Maximum Entropy on the Mean: Image Processing, Statistical Estimation, and the Cramer Rate Function
The Maximum Entropy of the Mean (MEM) is a general approach to statistical estimation dating back to ideas of Jaynes in 1957.
We begin by exploring MEM as a regularization method in the blind deblurring and denoising of images containing some form of symbology; for example, QR bar codes.
We then address the MEM in far more generality, focusing on the relation between the MEM function (which is defined via an
infinite-dimensional variational problem) and
the Cramer rate function, famous in large deviation theory.
In doing so, we see how, for a variety of known prior distributions, the MEM function can be explicitly computed and efficiently implemented in a variety of models.
Finally, we return to the MEM as a method to solve linear inverse problems via an empirical measure approximation of a prior distribution. We provide both theoretical results and examples for denoising with data-driven priors.
This talk consists of work with Tim Hoheisel (McGill).

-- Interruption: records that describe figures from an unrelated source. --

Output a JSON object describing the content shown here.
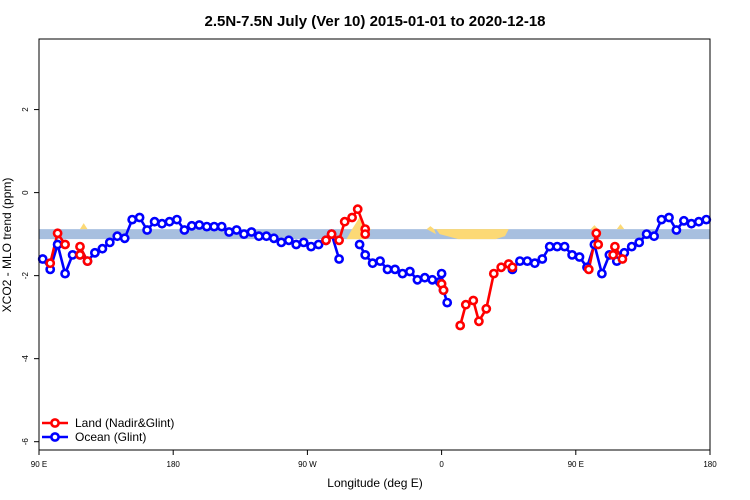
{
  "chart_data": {
    "type": "line",
    "title": "2.5N-7.5N July (Ver 10)   2015-01-01 to 2020-12-18",
    "xlabel": "Longitude (deg E)",
    "ylabel": "XCO2 - MLO trend (ppm)",
    "xlim": [
      0,
      360
    ],
    "ylim": [
      -6.2,
      3.7
    ],
    "x_ticks": [
      {
        "value": 0,
        "label": "90 E"
      },
      {
        "value": 72,
        "label": "180"
      },
      {
        "value": 144,
        "label": "90 W"
      },
      {
        "value": 216,
        "label": "0"
      },
      {
        "value": 288,
        "label": "90 E"
      },
      {
        "value": 360,
        "label": "180"
      }
    ],
    "y_ticks": [
      {
        "value": 2,
        "label": "2"
      },
      {
        "value": 0,
        "label": "0"
      },
      {
        "value": -2,
        "label": "-2"
      },
      {
        "value": -4,
        "label": "-4"
      },
      {
        "value": -6,
        "label": "-6"
      }
    ],
    "background_band": {
      "y_low": -1.12,
      "y_high": -0.88,
      "color": "#a7bfdf",
      "land_color": "#fcd975"
    },
    "legend_position": "bottom-left",
    "grid": false,
    "series": [
      {
        "name": "Land (Nadir&Glint)",
        "color": "#ff0000",
        "segments": [
          [
            [
              6,
              -1.7
            ],
            [
              10,
              -0.98
            ],
            [
              14,
              -1.25
            ]
          ],
          [
            [
              22,
              -1.5
            ],
            [
              22,
              -1.3
            ],
            [
              26,
              -1.65
            ]
          ],
          [
            [
              154,
              -1.15
            ],
            [
              157,
              -1.0
            ],
            [
              161,
              -1.15
            ],
            [
              164,
              -0.7
            ],
            [
              168,
              -0.6
            ],
            [
              171,
              -0.4
            ],
            [
              175,
              -0.88
            ],
            [
              175,
              -1.0
            ]
          ],
          [
            [
              216,
              -2.2
            ],
            [
              217,
              -2.35
            ]
          ],
          [
            [
              226,
              -3.2
            ],
            [
              229,
              -2.7
            ],
            [
              233,
              -2.6
            ],
            [
              236,
              -3.1
            ],
            [
              240,
              -2.8
            ],
            [
              244,
              -1.95
            ],
            [
              248,
              -1.8
            ],
            [
              252,
              -1.72
            ],
            [
              254,
              -1.8
            ]
          ],
          [
            [
              295,
              -1.85
            ],
            [
              299,
              -0.98
            ],
            [
              300,
              -1.25
            ]
          ],
          [
            [
              308,
              -1.5
            ],
            [
              309,
              -1.3
            ],
            [
              313,
              -1.6
            ]
          ]
        ]
      },
      {
        "name": "Ocean (Glint)",
        "color": "#0000ff",
        "segments": [
          [
            [
              2,
              -1.6
            ],
            [
              6,
              -1.85
            ],
            [
              10,
              -1.25
            ],
            [
              14,
              -1.95
            ],
            [
              18,
              -1.5
            ],
            [
              22,
              -1.5
            ],
            [
              26,
              -1.65
            ],
            [
              30,
              -1.45
            ],
            [
              34,
              -1.35
            ],
            [
              38,
              -1.2
            ],
            [
              42,
              -1.05
            ],
            [
              46,
              -1.1
            ],
            [
              50,
              -0.65
            ],
            [
              54,
              -0.6
            ],
            [
              58,
              -0.9
            ],
            [
              62,
              -0.7
            ],
            [
              66,
              -0.75
            ],
            [
              70,
              -0.7
            ],
            [
              74,
              -0.65
            ],
            [
              78,
              -0.9
            ],
            [
              82,
              -0.8
            ],
            [
              86,
              -0.78
            ],
            [
              90,
              -0.82
            ],
            [
              94,
              -0.82
            ],
            [
              98,
              -0.82
            ],
            [
              102,
              -0.95
            ],
            [
              106,
              -0.9
            ],
            [
              110,
              -1.0
            ],
            [
              114,
              -0.95
            ],
            [
              118,
              -1.05
            ],
            [
              122,
              -1.05
            ],
            [
              126,
              -1.1
            ],
            [
              130,
              -1.2
            ],
            [
              134,
              -1.15
            ],
            [
              138,
              -1.25
            ],
            [
              142,
              -1.2
            ],
            [
              146,
              -1.3
            ],
            [
              150,
              -1.25
            ],
            [
              154,
              -1.15
            ],
            [
              157,
              -1.0
            ],
            [
              161,
              -1.6
            ]
          ],
          [
            [
              172,
              -1.25
            ],
            [
              175,
              -1.5
            ],
            [
              179,
              -1.7
            ],
            [
              183,
              -1.65
            ],
            [
              187,
              -1.85
            ],
            [
              191,
              -1.85
            ],
            [
              195,
              -1.95
            ],
            [
              199,
              -1.9
            ],
            [
              203,
              -2.1
            ],
            [
              207,
              -2.05
            ],
            [
              211,
              -2.1
            ],
            [
              215,
              -2.15
            ],
            [
              216,
              -1.95
            ],
            [
              217,
              -2.35
            ],
            [
              219,
              -2.65
            ]
          ],
          [
            [
              254,
              -1.85
            ],
            [
              258,
              -1.65
            ],
            [
              262,
              -1.65
            ],
            [
              266,
              -1.7
            ],
            [
              270,
              -1.6
            ],
            [
              274,
              -1.3
            ],
            [
              278,
              -1.3
            ],
            [
              282,
              -1.3
            ],
            [
              286,
              -1.5
            ],
            [
              290,
              -1.55
            ],
            [
              294,
              -1.8
            ],
            [
              298,
              -1.25
            ],
            [
              302,
              -1.95
            ],
            [
              306,
              -1.5
            ],
            [
              310,
              -1.65
            ],
            [
              314,
              -1.45
            ],
            [
              318,
              -1.3
            ],
            [
              322,
              -1.2
            ],
            [
              326,
              -1.0
            ],
            [
              330,
              -1.05
            ],
            [
              334,
              -0.65
            ],
            [
              338,
              -0.6
            ],
            [
              342,
              -0.9
            ],
            [
              346,
              -0.68
            ],
            [
              350,
              -0.75
            ],
            [
              354,
              -0.7
            ],
            [
              358,
              -0.65
            ]
          ]
        ]
      }
    ]
  }
}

As we will discuss, various parts of the talk comprise key collaborators:
Former McGill undergraduates Gabriel Rioux (PhD student at Cornell), Christopher Scarvelis (PhD student at MIT), and Ariel Goodwin (PhD student at Cornell);
Former McGill postdoc Yakov Vaisbourd;
Current McGill PhD student Matt King-Roskamp;
And Pierre Marechal (Toulouse), and Carola-Bibiane Schonlieb (Cambridge).
Bio: Rustum Choksi is Professor and Department Chair in the Department of Mathematics and Statistics and McGill University.
He completed his undergraduate degree at the University of Toronto in 1989 and went on to complete his Ph.D. at Brown University in 1994. After holding post-doctoral positions at the Center for Nonlinear Analysis, Carnegie Mellon University and the Courant Institute, New York University, he was a faculty member with the Department of Mathematics at Simon Fraser University. Since 2010, he has been at McGill University. He views himself as an applied mathematician, and, broadly speaking, his research lies in the study and application of variational problems in the physical sciences, data sciences, and in geometry from the perspective of the calculus of variations, partial differential equations, optimization, and scientific computing.